The U.S. Federal Reserve should shore up its ability to fight economic downturns by committing to let inflation run above 2% “in good times,” a top policymaker said on Monday.
The comments by Eric Rosengren, president of the Boston Fed, echoed remarks made earlier in the day by another Fed policymaker who cited the U.S. economy’s falling a bit short on the central bank’s inflation target as a problem. The Fed’s preferred inflation measure, the core personal consumption expenditures (PCE) price index, is currently at 1.8%.
Rosengren said he supports an approach that would see the Fed, which is “forced to accept” inflation below its 2% target during recessions, commit to achieve above-2% inflation “in good times.” Policymakers, for instance, could target a range of 1.5-2.5%.
“My own preference would be an inflation range,” because hitting the current target will only get harder with rates as low as they are, Rosengren said at Davidson College in North Carolina. “Even though we’re only missing by a little bit it actually does matter if you miss by a little bit on a regular basis.”
The remarks come ahead of a broad policy review being conducted by the Fed this year. How the Fed meets its inflation target is one of the key topics.

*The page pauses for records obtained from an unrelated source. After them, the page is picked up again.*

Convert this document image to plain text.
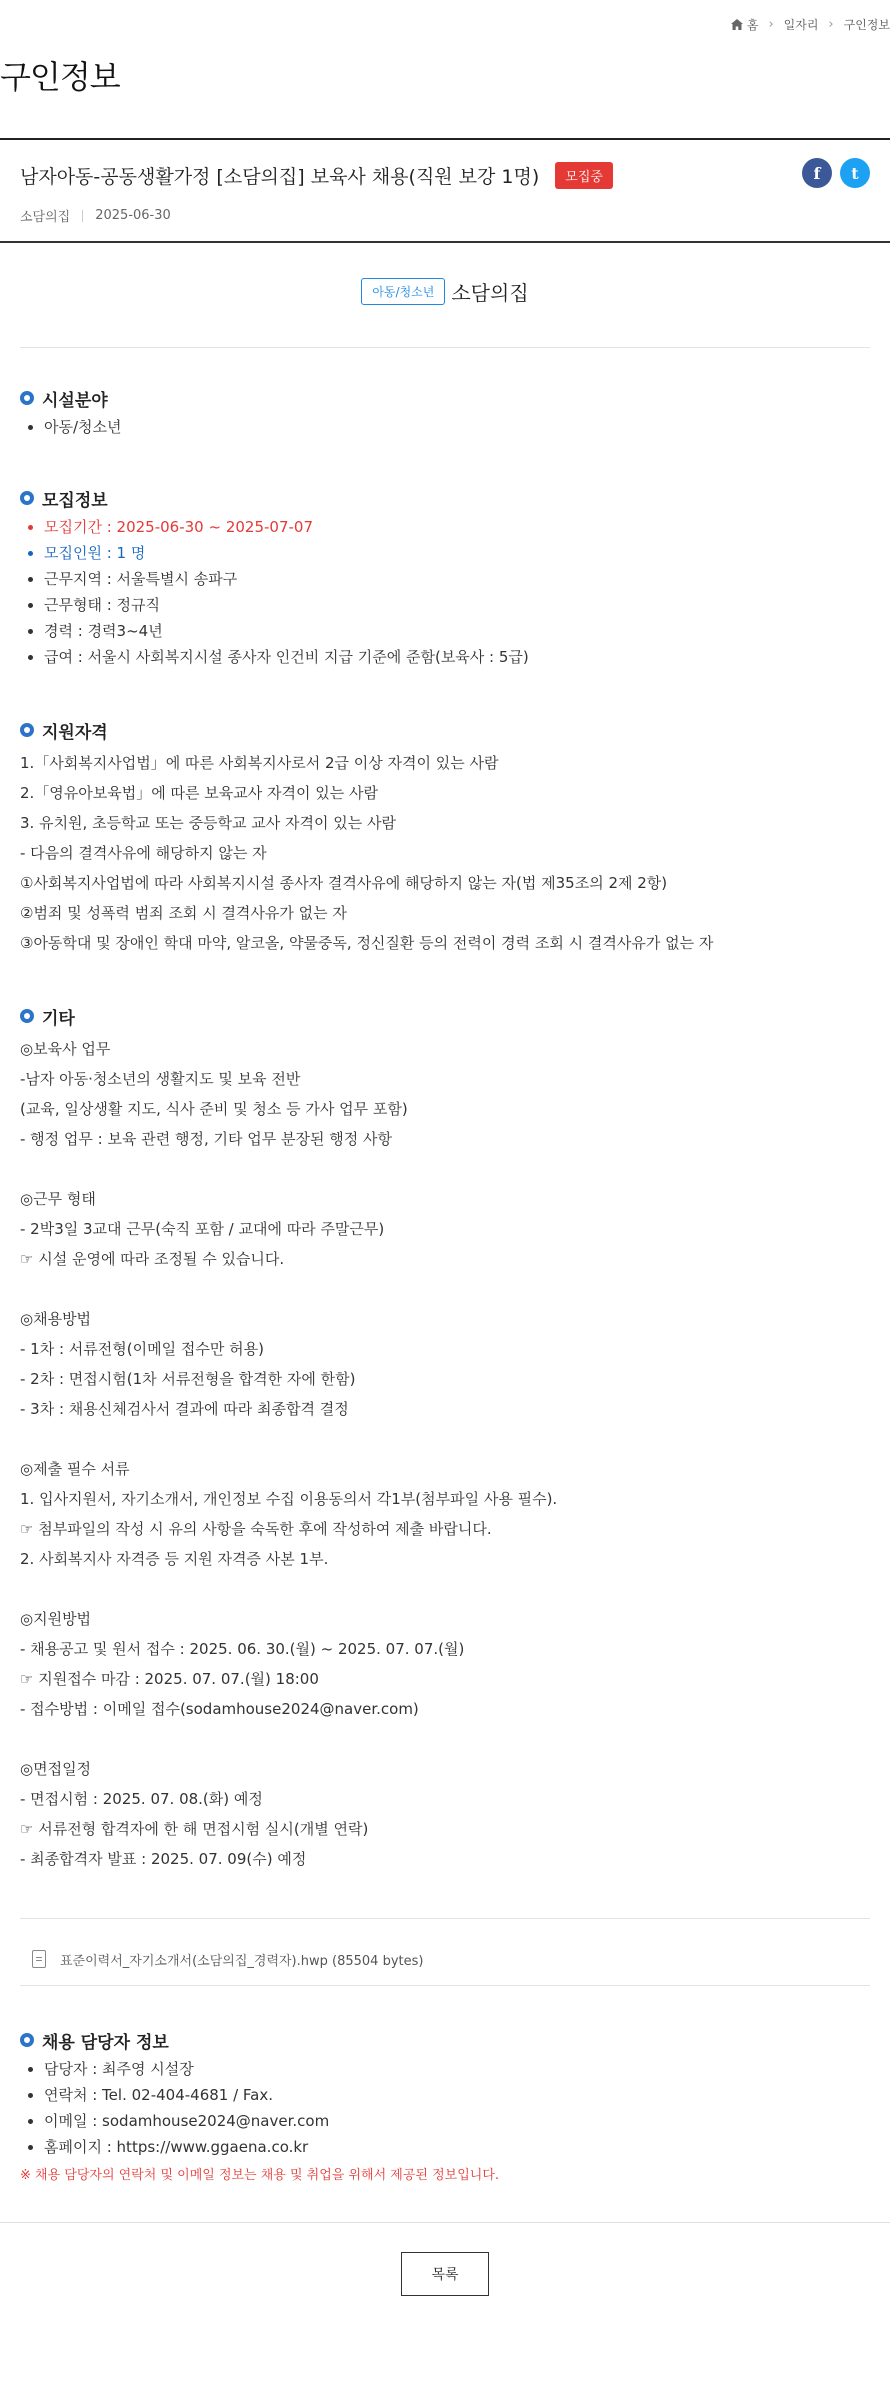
홈 › 일자리 › 구인정보
구인정보
남자아동-공동생활가정 [소담의집] 보육사 채용(직원 보강 1명)	모집중	f	t
소담의집 2025-06-30
아동/청소년 소담의집
시설분야
• 아동/청소년
모집정보
• 모집기간 : 2025-06-30 ~ 2025-07-07
• 모집인원 : 1 명
• 근무지역 : 서울특별시 송파구
• 근무형태 : 정규직
• 경력 : 경력3~4년
• 급여 : 서울시 사회복지시설 종사자 인건비 지급 기준에 준함(보육사 : 5급)
지원자격
1.「사회복지사업법」에 따른 사회복지사로서 2급 이상 자격이 있는 사람
2.「영유아보육법」에 따른 보육교사 자격이 있는 사람
3. 유치원, 초등학교 또는 중등학교 교사 자격이 있는 사람
- 다음의 결격사유에 해당하지 않는 자
①사회복지사업법에 따라 사회복지시설 종사자 결격사유에 해당하지 않는 자(법 제35조의 2제 2항)
②범죄 및 성폭력 범죄 조회 시 결격사유가 없는 자
③아동학대 및 장애인 학대 마약, 알코올, 약물중독, 정신질환 등의 전력이 경력 조회 시 결격사유가 없는 자
기타
◎보육사 업무
-남자 아동·청소년의 생활지도 및 보육 전반
(교육, 일상생활 지도, 식사 준비 및 청소 등 가사 업무 포함)
- 행정 업무 : 보육 관련 행정, 기타 업무 분장된 행정 사항
◎근무 형태
- 2박3일 3교대 근무(숙직 포함 / 교대에 따라 주말근무)
☞ 시설 운영에 따라 조정될 수 있습니다.
◎채용방법
- 1차 : 서류전형(이메일 접수만 허용)
- 2차 : 면접시험(1차 서류전형을 합격한 자에 한함)
- 3차 : 채용신체검사서 결과에 따라 최종합격 결정
◎제출 필수 서류
1. 입사지원서, 자기소개서, 개인정보 수집 이용동의서 각1부(첨부파일 사용 필수).
☞ 첨부파일의 작성 시 유의 사항을 숙독한 후에 작성하여 제출 바랍니다.
2. 사회복지사 자격증 등 지원 자격증 사본 1부.
◎지원방법
- 채용공고 및 원서 접수 : 2025. 06. 30.(월) ~ 2025. 07. 07.(월)
☞ 지원접수 마감 : 2025. 07. 07.(월) 18:00
- 접수방법 : 이메일 접수(sodamhouse2024@naver.com)
◎면접일정
- 면접시험 : 2025. 07. 08.(화) 예정
☞ 서류전형 합격자에 한 해 면접시험 실시(개별 연락)
- 최종합격자 발표 : 2025. 07. 09(수) 예정
표준이력서_자기소개서(소담의집_경력자).hwp (85504 bytes)
채용 담당자 정보
• 담당자 : 최주영 시설장
• 연락처 : Tel. 02-404-4681 / Fax.
• 이메일 : sodamhouse2024@naver.com
• 홈페이지 : https://www.ggaena.co.kr
※ 채용 담당자의 연락처 및 이메일 정보는 채용 및 취업을 위해서 제공된 정보입니다.
목록
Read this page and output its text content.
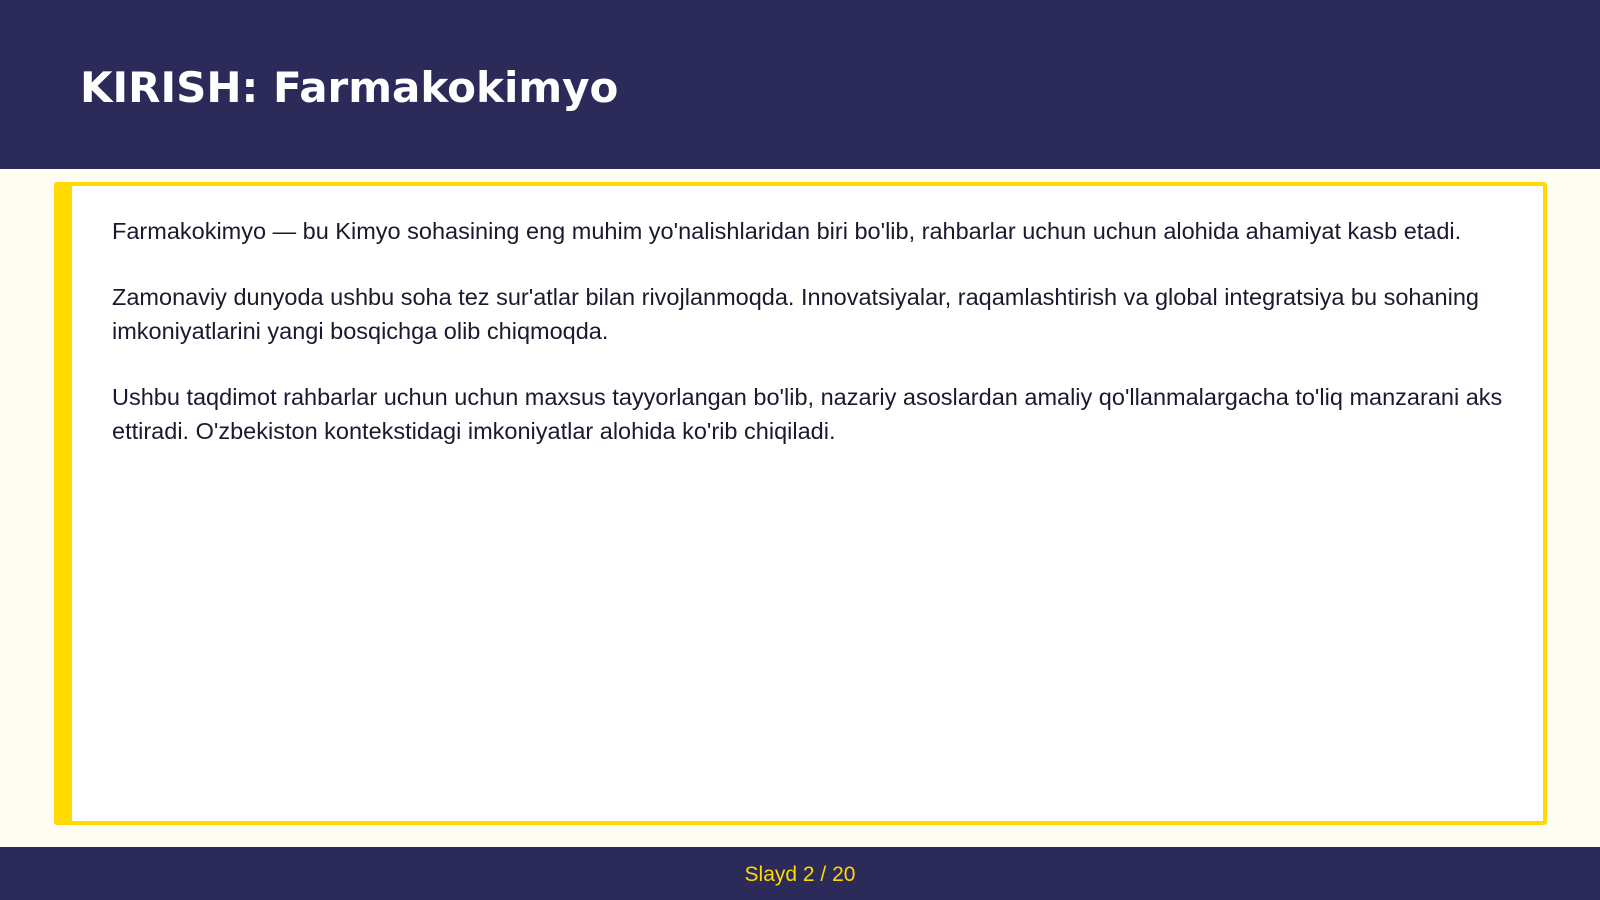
KIRISH: Farmakokimyo

Farmakokimyo — bu Kimyo sohasining eng muhim yo'nalishlaridan biri bo'lib, rahbarlar uchun uchun alohida ahamiyat kasb etadi.

Zamonaviy dunyoda ushbu soha tez sur'atlar bilan rivojlanmoqda. Innovatsiyalar, raqamlashtirish va global integratsiya bu sohaning imkoniyatlarini yangi bosqichga olib chiqmoqda.

Ushbu taqdimot rahbarlar uchun uchun maxsus tayyorlangan bo'lib, nazariy asoslardan amaliy qo'llanmalargacha to'liq manzarani aks ettiradi. O'zbekiston kontekstidagi imkoniyatlar alohida ko'rib chiqiladi.

Slayd 2 / 20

The president of the Chicago Fed, Charles Evans, said earlier on Monday that the U.S. central bank should embrace inflation above its target half the time and consider cutting rates if prices do not rise as fast as expected. Evans said the Fed will need to consider alternative inflation policy proposals before coming to conclusions about what changes to make.
Rosengren and Evans both vote as members of the Fed’s policy-setting committee this year.
Some policymakers and analysts think the Fed is better equipped to respond to upward spikes in prices than to persistently low readings because policymakers have relatively little room to cut rates. The Fed now targets short-term rates from 2.25-2.50%.
The Fed, which adopted the 2% inflation aim in 2012, calls its current target “symmetric,” meaning it is not a cap. In practice, people have seen the figure as a “ceiling,” and prices have typically grown less than 2% per year, Rosengren said. The Fed has kept rates steady this year after raising them four times in 2018. One reason is policymakers want evidence that inflation will stay around 2%.
Alternatives to the Fed’s current approach, including the one endorsed by Rosengren and others discussed by his colleagues, come with their own risks, including the possibility that the public might not believe the Fed will keep prices in line with their target growth.